Having declared the search warrant valid, Dela Cruz-Espinosa said the subsequent search and seizure was not unreasonable and gave it the benefit of the presumption of regularity.

Manila RTC Br. 50 Judge Bibiano Colasito, for his part, said that even assuming witnesses lacked credibility, the court is not duty-bound to hold a new determination of probable cause in the issuance of the warrants.

He rejected Demate’s claim that Burgos-Villavert did not conduct searching questions required before the issuance of a search warrant against Demate.

He said Burgos-Villavert asked “lengthy and somehow elaborate” questions and he had to defer to her findings as she is presumed to have regularly performed her duties.

Both the Manila and Quezon City courts dismissed the activists’ arguments that the search warrants were vague, saying things to be seized need not be described in terms of brand and model. 

“Indeed, the law does not require that the things to be seized must be described in precise and minute detail as to leave no room for doubt on the part of the searching authorities,” it said, adding that if these were the rule, it would be “virtually impossible” to obtain search warrants.


The lawyer and families of the HRD7 on Tuesday expressed dismay over the rulings, saying these cases are premised on the same facts and circumstances as the Mandaluyong case.

“Ano ba yung nakita ng Mandaluyong court na hindi makita o ayaw tingnan ng mga trial courts dito sa Maynila at Quezon City.
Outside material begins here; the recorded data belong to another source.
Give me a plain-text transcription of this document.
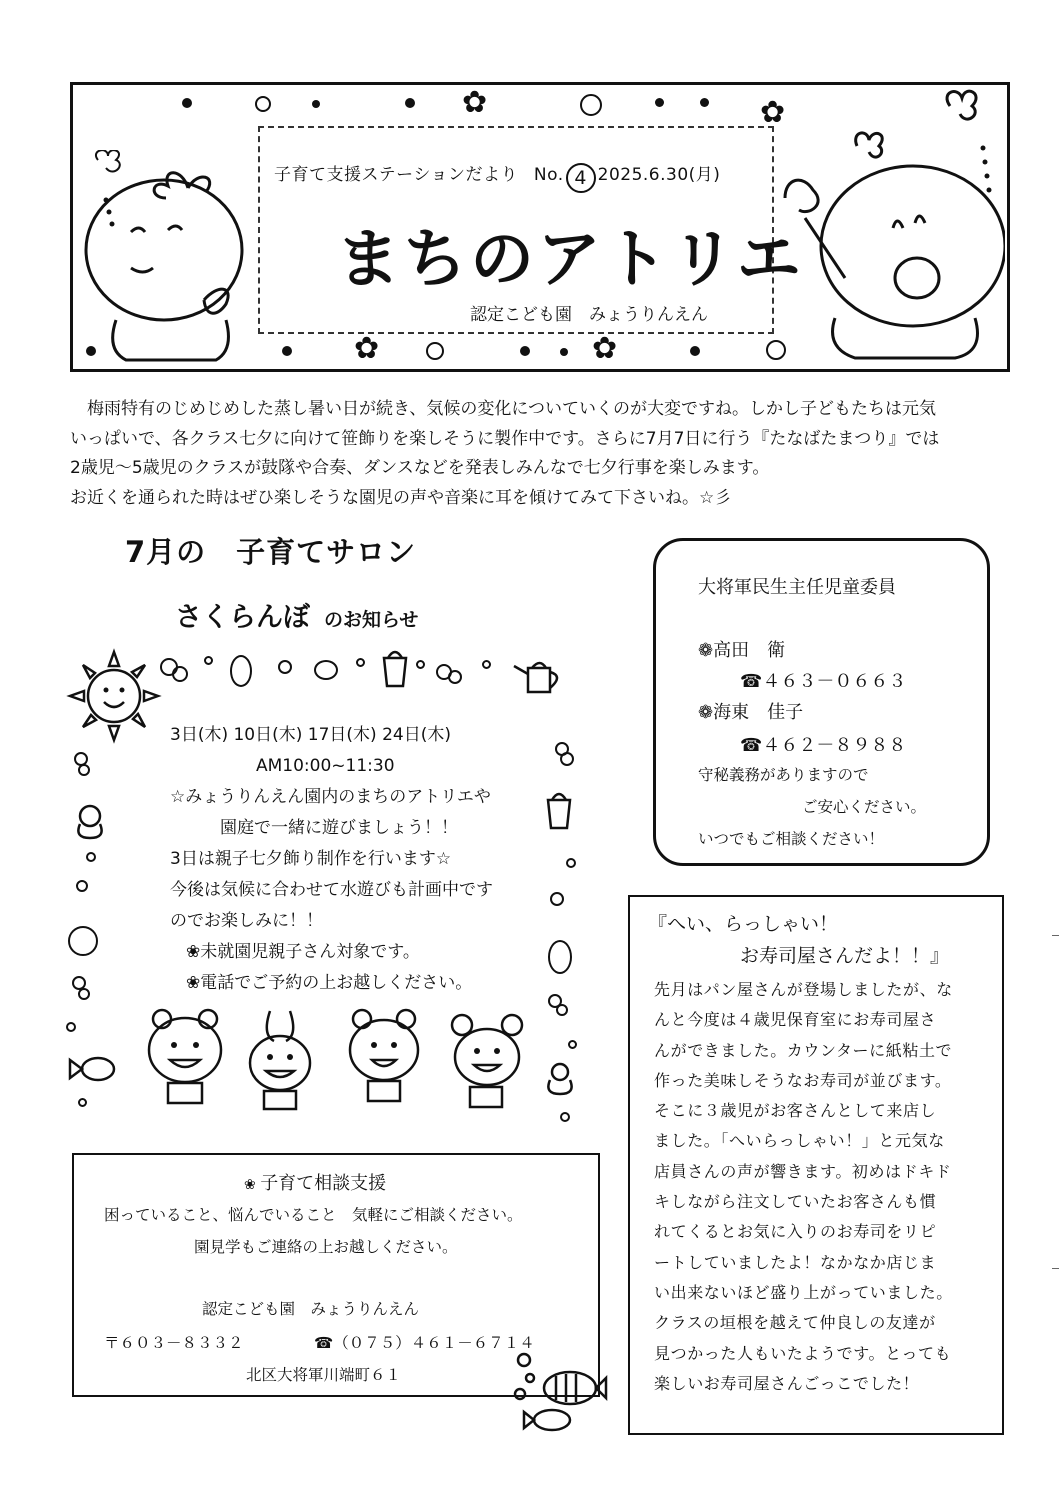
✿	✿
✿	✿
子育て支援ステーションだより No. 4 2025.6.30(月)
まちのアトリエ
認定こども園　みょうりんえん

梅雨特有のじめじめした蒸し暑い日が続き、気候の変化についていくのが大変ですね。しかし子どもたちは元気

いっぱいで、各クラス七夕に向けて笹飾りを楽しそうに製作中です。さらに7月7日に行う『たなばたまつり』では

2歳児～5歳児のクラスが鼓隊や合奏、ダンスなどを発表しみんなで七夕行事を楽しみます。

お近くを通られた時はぜひ楽しそうな園児の声や音楽に耳を傾けてみて下さいね。☆彡

7月の　子育てサロン
さくらんぼ のお知らせ

3日(木) 10日(木) 17日(木) 24日(木)

AM10:00~11:30

☆みょうりんえん園内のまちのアトリエや

園庭で一緒に遊びましょう！！

3日は親子七夕飾り制作を行います☆

今後は気候に合わせて水遊びも計画中です

のでお楽しみに！！

❀未就園児親子さん対象です。

❀電話でご予約の上お越しください。

大将軍民生主任児童委員
❁高田　衛
☎４６３－０６６３
❁海東　佳子
☎４６２－８９８８
守秘義務がありますので
ご安心ください。
いつでもご相談ください！
『へい、らっしゃい！
お寿司屋さんだよ！！』

先月はパン屋さんが登場しましたが、な

んと今度は４歳児保育室にお寿司屋さ

んができました。カウンターに紙粘土で

作った美味しそうなお寿司が並びます。

そこに３歳児がお客さんとして来店し

ました。「へいらっしゃい！」と元気な

店員さんの声が響きます。初めはドキド

キしながら注文していたお客さんも慣

れてくるとお気に入りのお寿司をリピ

ートしていましたよ！なかなか店じま

い出来ないほど盛り上がっていました。

クラスの垣根を越えて仲良しの友達が

見つかった人もいたようです。とっても

楽しいお寿司屋さんごっこでした！

❀ 子育て相談支援
困っていること、悩んでいること　気軽にご相談ください。
園見学もご連絡の上お越しください。
認定こども園　みょうりんえん
〒６０３－８３３２	☎（０７５）４６１－６７１４
北区大将軍川端町６１
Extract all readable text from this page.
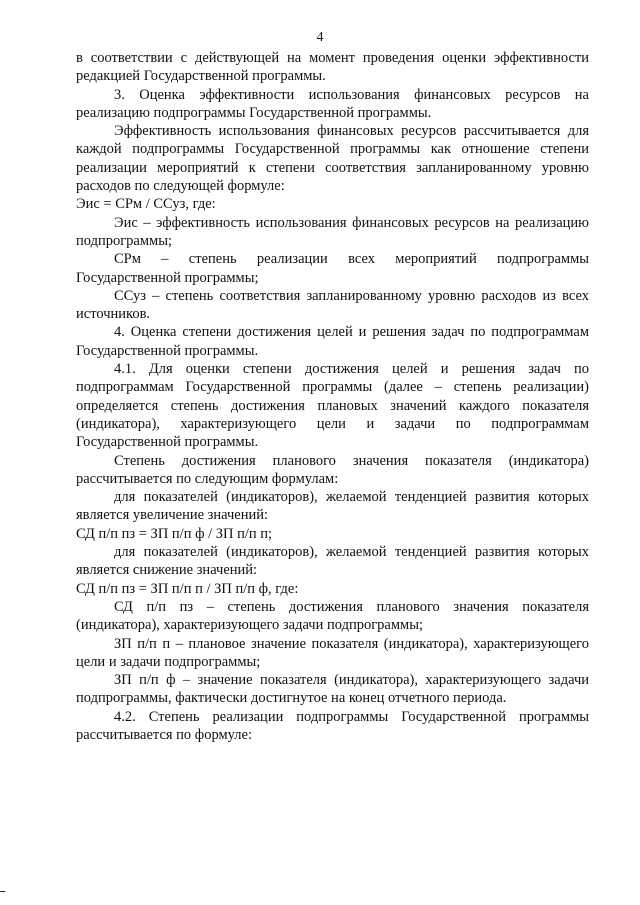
4

в соответствии с действующей на момент проведения оценки эффективности редакцией Государственной программы.

3. Оценка эффективности использования финансовых ресурсов на реализацию подпрограммы Государственной программы.

Эффективность использования финансовых ресурсов рассчитывается для каждой подпрограммы Государственной программы как отношение степени реализации мероприятий к степени соответствия запланированному уровню расходов по следующей формуле:

Эис = СРм / ССуз, где:

Эис – эффективность использования финансовых ресурсов на реализацию подпрограммы;

СРм – степень реализации всех мероприятий подпрограммы Государственной программы;

ССуз – степень соответствия запланированному уровню расходов из всех источников.

4. Оценка степени достижения целей и решения задач по подпрограммам Государственной программы.

4.1. Для оценки степени достижения целей и решения задач по подпрограммам Государственной программы (далее – степень реализации) определяется степень достижения плановых значений каждого показателя (индикатора), характеризующего цели и задачи по подпрограммам Государственной программы.

Степень достижения планового значения показателя (индикатора) рассчитывается по следующим формулам:

для показателей (индикаторов), желаемой тенденцией развития которых является увеличение значений:

СД п/п пз = ЗП п/п ф / ЗП п/п п;

для показателей (индикаторов), желаемой тенденцией развития которых является снижение значений:

СД п/п пз = ЗП п/п п / ЗП п/п ф, где:

СД п/п пз – степень достижения планового значения показателя (индикатора), характеризующего задачи подпрограммы;

ЗП п/п п – плановое значение показателя (индикатора), характеризующего цели и задачи подпрограммы;

ЗП п/п ф – значение показателя (индикатора), характеризующего задачи подпрограммы, фактически достигнутое на конец отчетного периода.

4.2. Степень реализации подпрограммы Государственной программы рассчитывается по формуле:
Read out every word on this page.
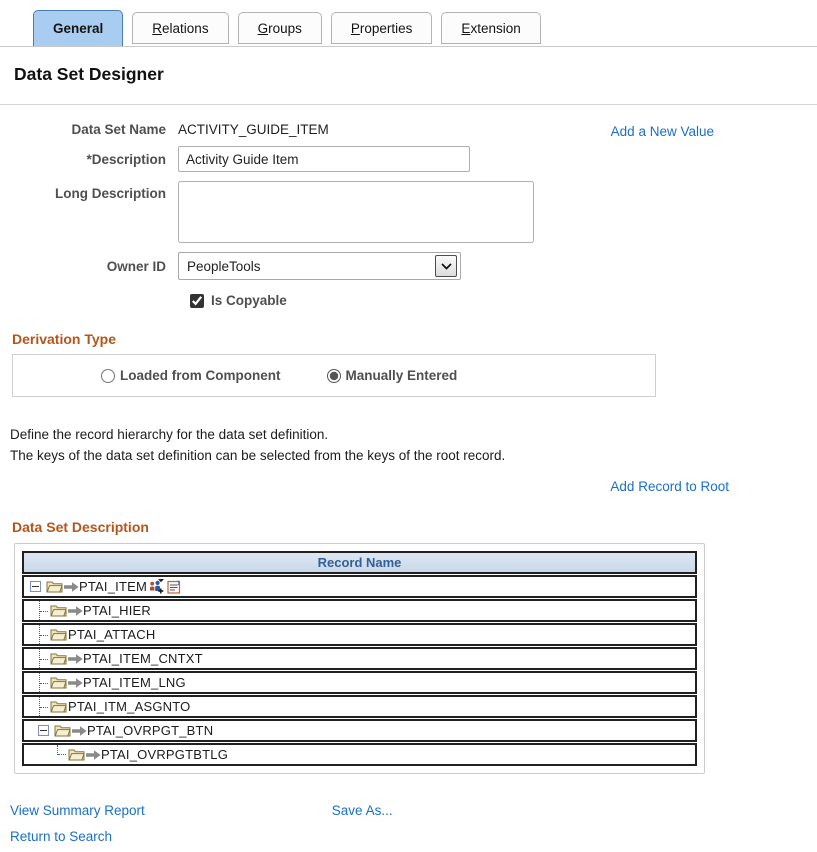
General	R elations	G roups	P roperties	E xtension
Data Set Designer
Add a New Value
Data Set Name ACTIVITY_GUIDE_ITEM
*Description
Activity Guide Item
Long Description
Owner ID	PeopleTools
Is Copyable
Derivation Type
Loaded from Component	Manually Entered
Define the record hierarchy for the data set definition.
The keys of the data set definition can be selected from the keys of the root record.
Add Record to Root
Data Set Description
Record Name
PTAI_ITEM	1
PTAI_HIER
PTAI_ATTACH
PTAI_ITEM_CNTXT
PTAI_ITEM_LNG
PTAI_ITM_ASGNTO
PTAI_OVRPGT_BTN
PTAI_OVRPGTBTLG
View Summary Report	Save As...
Return to Search
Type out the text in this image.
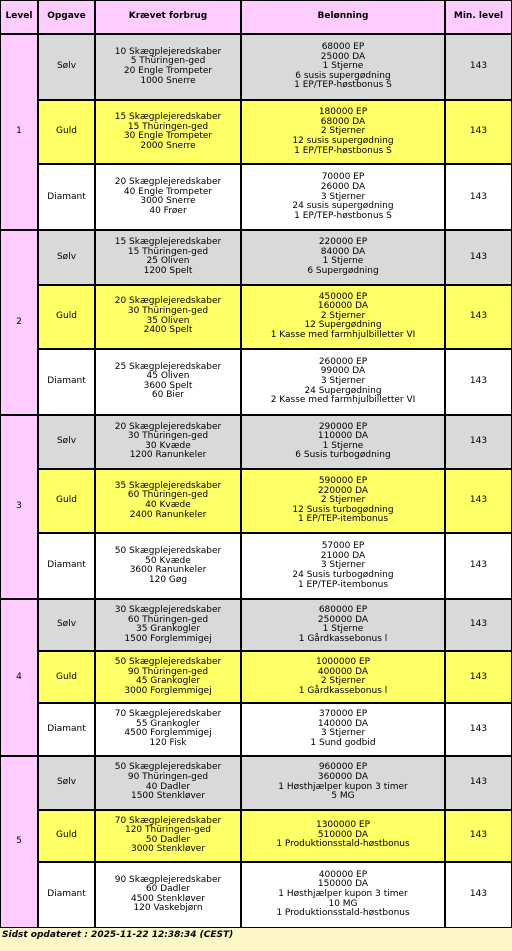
Level	Opgave	Krævet forbrug	Belønning	Min. level
1	Sølv	10 Skægplejeredskaber
5 Thüringen-ged
20 Engle Trompeter
1000 Snerre	68000 EP
25000 DA
1 Stjerne
6 susis supergødning
1 EP/TEP-høstbonus S	143
	Guld	15 Skægplejeredskaber
15 Thüringen-ged
30 Engle Trompeter
2000 Snerre	180000 EP
68000 DA
2 Stjerner
12 susis supergødning
1 EP/TEP-høstbonus S	143
	Diamant	20 Skægplejeredskaber
40 Engle Trompeter
3000 Snerre
40 Frøer	70000 EP
26000 DA
3 Stjerner
24 susis supergødning
1 EP/TEP-høstbonus S	143
2	Sølv	15 Skægplejeredskaber
15 Thüringen-ged
25 Oliven
1200 Spelt	220000 EP
84000 DA
1 Stjerne
6 Supergødning	143
	Guld	20 Skægplejeredskaber
30 Thüringen-ged
35 Oliven
2400 Spelt	450000 EP
160000 DA
2 Stjerner
12 Supergødning
1 Kasse med farmhjulbilletter VI	143
	Diamant	25 Skægplejeredskaber
45 Oliven
3600 Spelt
60 Bier	260000 EP
99000 DA
3 Stjerner
24 Supergødning
2 Kasse med farmhjulbilletter VI	143
3	Sølv	20 Skægplejeredskaber
30 Thüringen-ged
30 Kvæde
1200 Ranunkeler	290000 EP
110000 DA
1 Stjerne
6 Susis turbogødning	143
	Guld	35 Skægplejeredskaber
60 Thüringen-ged
40 Kvæde
2400 Ranunkeler	590000 EP
220000 DA
2 Stjerner
12 Susis turbogødning
1 EP/TEP-itembonus	143
	Diamant	50 Skægplejeredskaber
50 Kvæde
3600 Ranunkeler
120 Gøg	57000 EP
21000 DA
3 Stjerner
24 Susis turbogødning
1 EP/TEP-itembonus	143
4	Sølv	30 Skægplejeredskaber
60 Thüringen-ged
35 Grankogler
1500 Forglemmigej	680000 EP
250000 DA
1 Stjerne
1 Gårdkassebonus l	143
	Guld	50 Skægplejeredskaber
90 Thüringen-ged
45 Grankogler
3000 Forglemmigej	1000000 EP
400000 DA
2 Stjerner
1 Gårdkassebonus l	143
	Diamant	70 Skægplejeredskaber
55 Grankogler
4500 Forglemmigej
120 Fisk	370000 EP
140000 DA
3 Stjerner
1 Sund godbid	143
5	Sølv	50 Skægplejeredskaber
90 Thüringen-ged
40 Dadler
1500 Stenkløver	960000 EP
360000 DA
1 Høsthjælper kupon 3 timer
5 MG	143
	Guld	70 Skægplejeredskaber
120 Thüringen-ged
50 Dadler
3000 Stenkløver	1300000 EP
510000 DA
1 Produktionsstald-høstbonus	143
	Diamant	90 Skægplejeredskaber
60 Dadler
4500 Stenkløver
120 Vaskebjørn	400000 EP
150000 DA
1 Høsthjælper kupon 3 timer
10 MG
1 Produktionsstald-høstbonus	143
Sidst opdateret : 2025-11-22 12:38:34 (CEST)
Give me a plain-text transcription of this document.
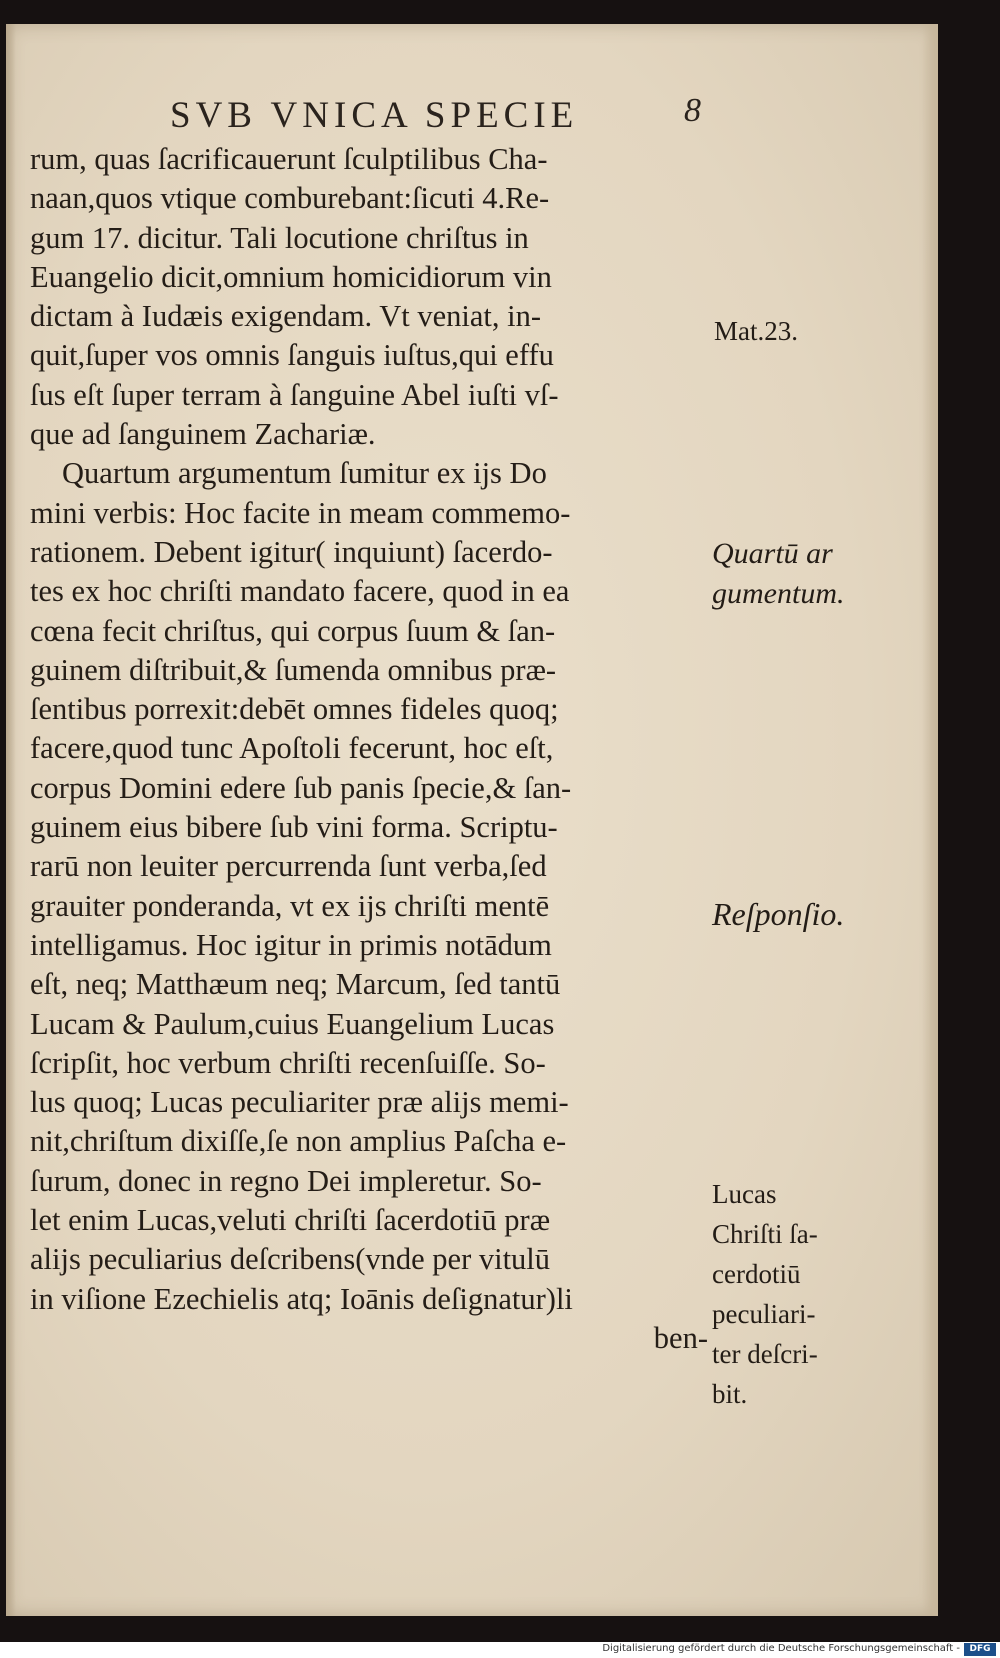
SVB VNICA SPECIE	8
rum, quas ſacrificauerunt ſculptilibus Cha-
naan,quos vtique comburebant:ſicuti 4.Re-
gum 17. dicitur. Tali locutione chriſtus in
Euangelio dicit,omnium homicidiorum vin
dictam à Iudæis exigendam. Vt veniat, in-
quit,ſuper vos omnis ſanguis iuſtus,qui effu
ſus eſt ſuper terram à ſanguine Abel iuſti vſ-
que ad ſanguinem Zachariæ.
Quartum argumentum ſumitur ex ijs Do
mini verbis: Hoc facite in meam commemo-
rationem. Debent igitur( inquiunt) ſacerdo-
tes ex hoc chriſti mandato facere, quod in ea
cœna fecit chriſtus, qui corpus ſuum & ſan-
guinem diſtribuit,& ſumenda omnibus præ-
ſentibus porrexit:debēt omnes fideles quoq;
facere,quod tunc Apoſtoli fecerunt, hoc eſt,
corpus Domini edere ſub panis ſpecie,& ſan-
guinem eius bibere ſub vini forma. Scriptu-
rarū non leuiter percurrenda ſunt verba,ſed
grauiter ponderanda, vt ex ijs chriſti mentē
intelligamus. Hoc igitur in primis notādum
eſt, neq; Matthæum neq; Marcum, ſed tantū
Lucam & Paulum,cuius Euangelium Lucas
ſcripſit, hoc verbum chriſti recenſuiſſe. So-
lus quoq; Lucas peculiariter præ alijs memi-
nit,chriſtum dixiſſe,ſe non amplius Paſcha e-
ſurum, donec in regno Dei impleretur. So-
let enim Lucas,veluti chriſti ſacerdotiū præ
alijs peculiarius deſcribens(vnde per vitulū
in viſione Ezechielis atq; Ioānis deſignatur)li
ben-
Mat.23.
Quartū ar
gumentum.
Reſponſio.
Lucas
Chriſti ſa-
cerdotiū
peculiari-
ter deſcri-
bit.
Digitalisierung gefördert durch die Deutsche Forschungsgemeinschaft -	DFG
Yun po ang mind-boggling sa aming lahat na tumatayong legal counsel sa mga natitirang HRD7,” said National Union of Peoples’ Lawyer’s Kathy Panguban, who represents Demate and Velasco. 

(What did the Mandaluyong court see that trial courts in Manila and Quezon City did not or refuse to see? That’s what’s mind-boggling to us who stand as legal counsel for the rest of the HRD7.)

Cruz’s wife, Ella Durana, on the other hand said she is both saddened and enraged by the rulings in both courts. 

“Ganito na ba talaga ang sistema ng hustisya sa bansa? Kung sino pa ang walang kasalanan, sila pa hinuhuli, kinukulong at kinakasuhan?,” she asked.

(Is this the way our justice system in the Philippines works? The innocent ones are arrested, detained and charged?)

Cruz, Astudillo and Gregorio have filed a motion for reconsideration while Demate is studying the possibility of appealing the court’s ruling before a higher court.

Various human rights groups and activists have sounded the alarm against so-called weaponized search warrants and warrants factories, urging the Supreme Court to review and revise the rules on the issuance as well as the implementation of search warrants.